Evan Samek, Product & UX Leader

Driven by joy, impact, and ambition to create smile-inducing products for people to fall in ❤️ with.

Fugue Composer

Company: Fugue, Inc. (2015-2018)
Role: Director of UX, Data Visualization Strategy, Product Management

Introduction

Fugue’s Composer is an IDE for writing Infrastructure as Code templates, and visualizing the infrastructure declared in a template. Fugue had its own templating language called “Ludwig” that was written in Haskell. Since Haskell is “strongly typed”, the language had built in awareness of the kind of resources that you would want to provision in your cloud environment, and how they may be connected to each other.

Product Goals

  1. Create a new visual language for visually representing cloud resources and their relationships to each other in an elegant, beautiful, and scalable design.

  2. Build a new code editor that would re-render in realtime the infrastructure declared in the code file being edited.

  3. Help users better understand the Ludwig language by visually showing them how their Ludwig templates will manifest in their cloud environments as they type.


Composer Demo

Taken from a webinar video that shows the product fully built and working. The code being shown in Composer is Ludwig, and the visualization on the right shows what will be provisioned in this users AWS account.


Fugue Composer's Data Visualization Language

I led the design teams in approaching the data visualization challenge from an Atomic Design point of view.
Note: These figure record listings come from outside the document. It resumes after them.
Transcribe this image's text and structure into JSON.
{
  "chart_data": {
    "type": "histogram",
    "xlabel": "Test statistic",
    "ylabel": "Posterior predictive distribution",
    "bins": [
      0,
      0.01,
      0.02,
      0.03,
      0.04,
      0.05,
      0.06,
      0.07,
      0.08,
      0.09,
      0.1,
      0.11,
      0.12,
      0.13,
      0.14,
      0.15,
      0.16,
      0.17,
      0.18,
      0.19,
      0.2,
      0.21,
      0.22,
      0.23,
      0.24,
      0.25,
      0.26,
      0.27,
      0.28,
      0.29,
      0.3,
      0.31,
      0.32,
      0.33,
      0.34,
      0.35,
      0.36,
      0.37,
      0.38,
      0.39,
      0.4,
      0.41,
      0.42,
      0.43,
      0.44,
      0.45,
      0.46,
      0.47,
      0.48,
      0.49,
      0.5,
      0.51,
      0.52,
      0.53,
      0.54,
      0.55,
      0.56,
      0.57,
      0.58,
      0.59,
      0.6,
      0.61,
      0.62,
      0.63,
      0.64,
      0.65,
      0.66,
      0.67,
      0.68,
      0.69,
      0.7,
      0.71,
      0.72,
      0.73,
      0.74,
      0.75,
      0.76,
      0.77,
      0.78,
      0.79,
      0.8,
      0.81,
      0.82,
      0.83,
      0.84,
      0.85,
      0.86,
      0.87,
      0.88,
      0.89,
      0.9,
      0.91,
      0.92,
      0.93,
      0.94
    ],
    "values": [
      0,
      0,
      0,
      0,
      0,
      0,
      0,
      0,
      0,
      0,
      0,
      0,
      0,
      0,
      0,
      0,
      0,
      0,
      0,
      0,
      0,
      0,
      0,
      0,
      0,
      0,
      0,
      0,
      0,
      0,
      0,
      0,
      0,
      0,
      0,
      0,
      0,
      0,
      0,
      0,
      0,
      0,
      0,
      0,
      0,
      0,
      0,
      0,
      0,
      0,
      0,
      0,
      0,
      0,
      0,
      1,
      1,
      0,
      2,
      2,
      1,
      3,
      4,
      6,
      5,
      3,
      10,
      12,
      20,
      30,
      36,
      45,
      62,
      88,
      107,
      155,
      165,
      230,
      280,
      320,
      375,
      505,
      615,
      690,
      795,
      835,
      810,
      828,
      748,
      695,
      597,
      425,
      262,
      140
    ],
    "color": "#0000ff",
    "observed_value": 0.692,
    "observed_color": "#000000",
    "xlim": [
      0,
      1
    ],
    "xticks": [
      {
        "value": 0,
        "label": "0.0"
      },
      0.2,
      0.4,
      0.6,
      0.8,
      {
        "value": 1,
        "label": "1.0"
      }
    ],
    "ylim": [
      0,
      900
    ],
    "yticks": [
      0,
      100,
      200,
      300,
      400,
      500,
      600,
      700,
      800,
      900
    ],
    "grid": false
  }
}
Below is a deconstruction of the visual language that we developed through careful iteration. Our goals were to keep the design minimalistic, and with an eye toward ensuring we keep visual noise to a minimum due to the complexity and scale of cloud infrastructure.

 

Interaction Design of Composer's Visualization

We wanted the visualization to be interactive. Users had the ability to pan and zoom to navigate the visualization. They could also click and hover on an element to trigger an "Inspector Panel" to appear that gives more information on what was clicked on. This required that we define visual states and behavior for the various visual elements.